- No ban on assault weapons will be enacted.
- Of the Big 3 car companies, only Ford will be left standing.
- States that have decriminalized marijuana will try to find a way to tax it.
- The LHC will not destroy the world; idiots will be surprised.
- Fred Phelps will be smited with AIDS.
- Something cool will come about from the opening of White Spaces.
- The GI Joe movie will be amazing, grossing more than The Dark Knight and sweeping the Oscars.
- India and Pakistan will come close to war, but stop before killing everyone on earth.
- Hugo Chavez will be killed in a coup, done in by low oil prices.
- There will be more asinine rumors about Steve Jobs dying, but he’ll survive to see 2010.
- There will be no serious threats on Obama’s life.
- Kim Jong Il will die, or we’ll find out that he’s been dead for a while.
- Somali Pirates will finally push too far, and get their dumb asses sunk. While most news sources will report that it was a US carrier group, 75 years from now documents will be declassified that show they were actually all killed by one ninja.

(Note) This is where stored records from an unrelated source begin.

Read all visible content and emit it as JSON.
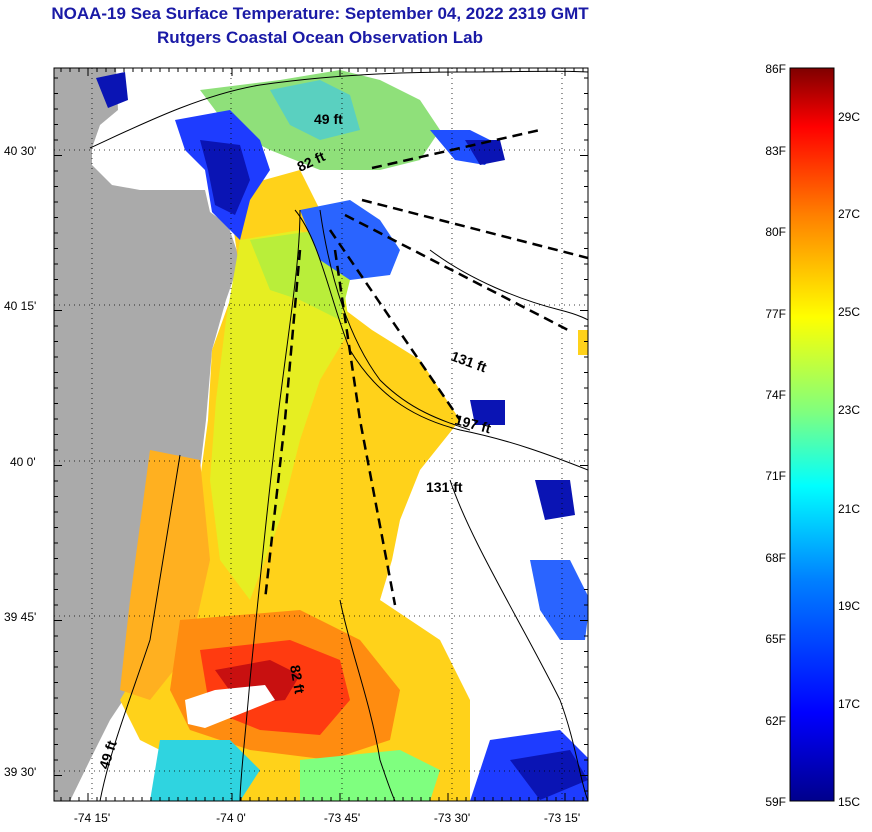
{
  "header": {
    "title": "NOAA-19 Sea Surface Temperature:  September 04, 2022 2319 GMT",
    "subtitle": "Rutgers Coastal Ocean Observation Lab"
  },
  "map": {
    "lon_labels": [
      "-74 15'",
      "-74 0'",
      "-73 45'",
      "-73 30'",
      "-73 15'"
    ],
    "lat_labels": [
      "40 30'",
      "40 15'",
      "40 0'",
      "39 45'",
      "39 30'"
    ],
    "depth_labels": [
      "49 ft",
      "82 ft",
      "131 ft",
      "197 ft",
      "131 ft",
      "82 ft",
      "49 ft"
    ]
  },
  "colorbar": {
    "f_labels": [
      "86F",
      "83F",
      "80F",
      "77F",
      "74F",
      "71F",
      "68F",
      "65F",
      "62F",
      "59F"
    ],
    "c_labels": [
      "29C",
      "27C",
      "25C",
      "23C",
      "21C",
      "19C",
      "17C",
      "15C"
    ],
    "colors": [
      "#00008c",
      "#0000ff",
      "#007fff",
      "#00ffff",
      "#7fff7f",
      "#ffff00",
      "#ff7f00",
      "#ff0000",
      "#7f0000"
    ]
  }
}
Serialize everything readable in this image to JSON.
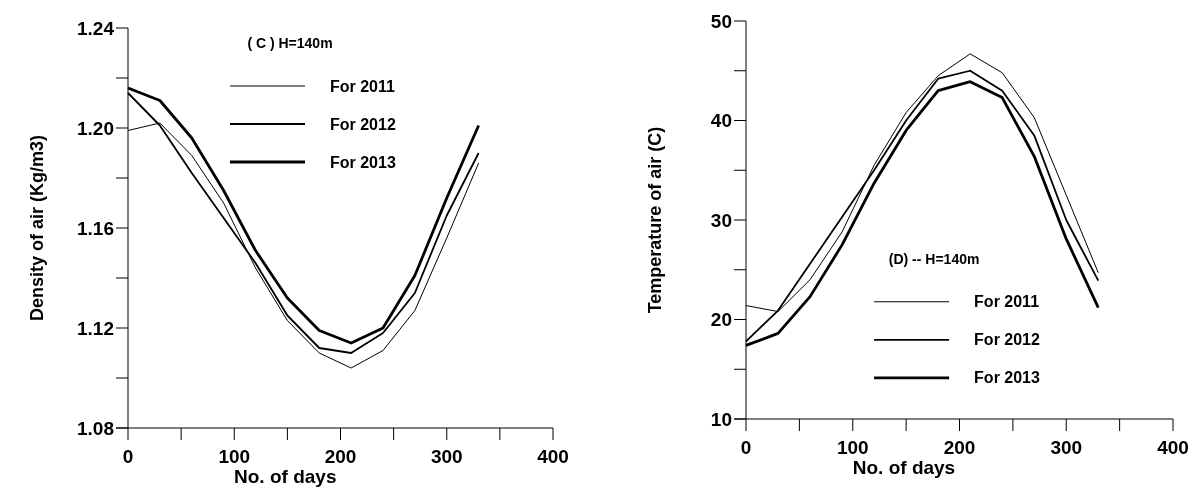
{
  "chart_data": [
    {
      "type": "line",
      "legend_title": "( C ) H=140m",
      "xlabel": "No. of days",
      "ylabel": "Density of air  (Kg/m3)",
      "x": [
        0,
        30,
        60,
        90,
        120,
        150,
        180,
        210,
        240,
        270,
        300,
        330
      ],
      "xlim": [
        0,
        400
      ],
      "xticks": [
        0,
        {
          "value": 50,
          "label": null
        },
        100,
        {
          "value": 150,
          "label": null
        },
        200,
        {
          "value": 250,
          "label": null
        },
        300,
        {
          "value": 350,
          "label": null
        },
        400
      ],
      "ylim": [
        1.08,
        1.24
      ],
      "yticks": [
        {
          "value": 1.08,
          "label": "1.08"
        },
        {
          "value": 1.1,
          "label": null
        },
        {
          "value": 1.12,
          "label": "1.12"
        },
        {
          "value": 1.14,
          "label": null
        },
        {
          "value": 1.16,
          "label": "1.16"
        },
        {
          "value": 1.18,
          "label": null
        },
        {
          "value": 1.2,
          "label": "1.20"
        },
        {
          "value": 1.22,
          "label": null
        },
        {
          "value": 1.24,
          "label": "1.24"
        }
      ],
      "legend": "top",
      "grid": false,
      "line_style": "solid",
      "series": [
        {
          "name": "For 2011",
          "color": "#000000",
          "values": [
            1.199,
            1.202,
            1.189,
            1.17,
            1.144,
            1.123,
            1.11,
            1.104,
            1.111,
            1.127,
            1.156,
            1.186
          ]
        },
        {
          "name": "For 2012",
          "color": "#000000",
          "values": [
            1.214,
            1.201,
            1.182,
            1.164,
            1.146,
            1.125,
            1.112,
            1.11,
            1.118,
            1.134,
            1.165,
            1.19
          ]
        },
        {
          "name": "For 2013",
          "color": "#000000",
          "values": [
            1.216,
            1.211,
            1.196,
            1.175,
            1.151,
            1.132,
            1.119,
            1.114,
            1.12,
            1.141,
            1.172,
            1.201
          ]
        }
      ]
    },
    {
      "type": "line",
      "legend_title": "(D) -- H=140m",
      "xlabel": "No. of days",
      "ylabel": "Temperature of air (C)",
      "x": [
        0,
        30,
        60,
        90,
        120,
        150,
        180,
        210,
        240,
        270,
        300,
        330
      ],
      "xlim": [
        0,
        400
      ],
      "xticks": [
        0,
        {
          "value": 50,
          "label": null
        },
        100,
        {
          "value": 150,
          "label": null
        },
        200,
        {
          "value": 250,
          "label": null
        },
        300,
        {
          "value": 350,
          "label": null
        },
        400
      ],
      "ylim": [
        10,
        50
      ],
      "yticks": [
        10,
        {
          "value": 15,
          "label": null
        },
        20,
        {
          "value": 25,
          "label": null
        },
        30,
        {
          "value": 35,
          "label": null
        },
        40,
        {
          "value": 45,
          "label": null
        },
        50
      ],
      "legend": "bottom",
      "grid": false,
      "line_style": "solid",
      "series": [
        {
          "name": "For 2011",
          "color": "#000000",
          "values": [
            21.4,
            20.8,
            24.0,
            28.8,
            35.5,
            40.8,
            44.5,
            46.7,
            44.8,
            40.3,
            32.5,
            24.7
          ]
        },
        {
          "name": "For 2012",
          "color": "#000000",
          "values": [
            17.8,
            20.9,
            25.6,
            30.3,
            35.0,
            40.0,
            44.2,
            45.0,
            43.0,
            38.5,
            30.0,
            23.9
          ]
        },
        {
          "name": "For 2013",
          "color": "#000000",
          "values": [
            17.4,
            18.6,
            22.3,
            27.5,
            33.7,
            39.0,
            43.0,
            43.9,
            42.3,
            36.4,
            28.1,
            21.2
          ]
        }
      ]
    }
  ]
}
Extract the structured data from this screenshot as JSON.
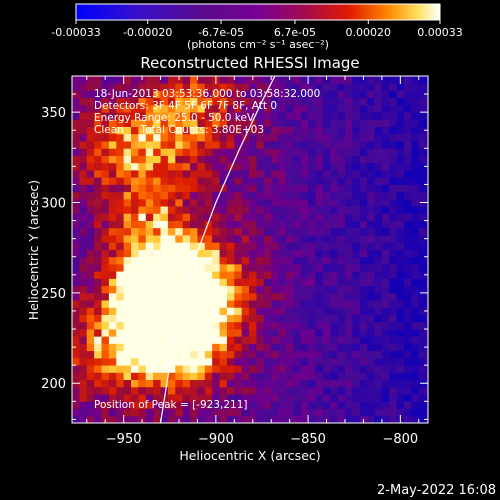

And here are some sports-related predictions:
- BCS Championship: Flordida (it won't be close)
- Superbowl: Colts
- World Baseball Classic: Dominican Republic
- NCAA Basketball: Oklahoma
- NHL: Devils
- NBA: Meh
- MLB All-Star Game: NL
- NL East: Phillies
- NL WC: Cincinnati
- World Series: Fightins
- Golf: Tiger Woods will win 3 majors
- Omar Minaya will be fired.
- Brett Favre will take up too much time on ESPN, and won’t retire.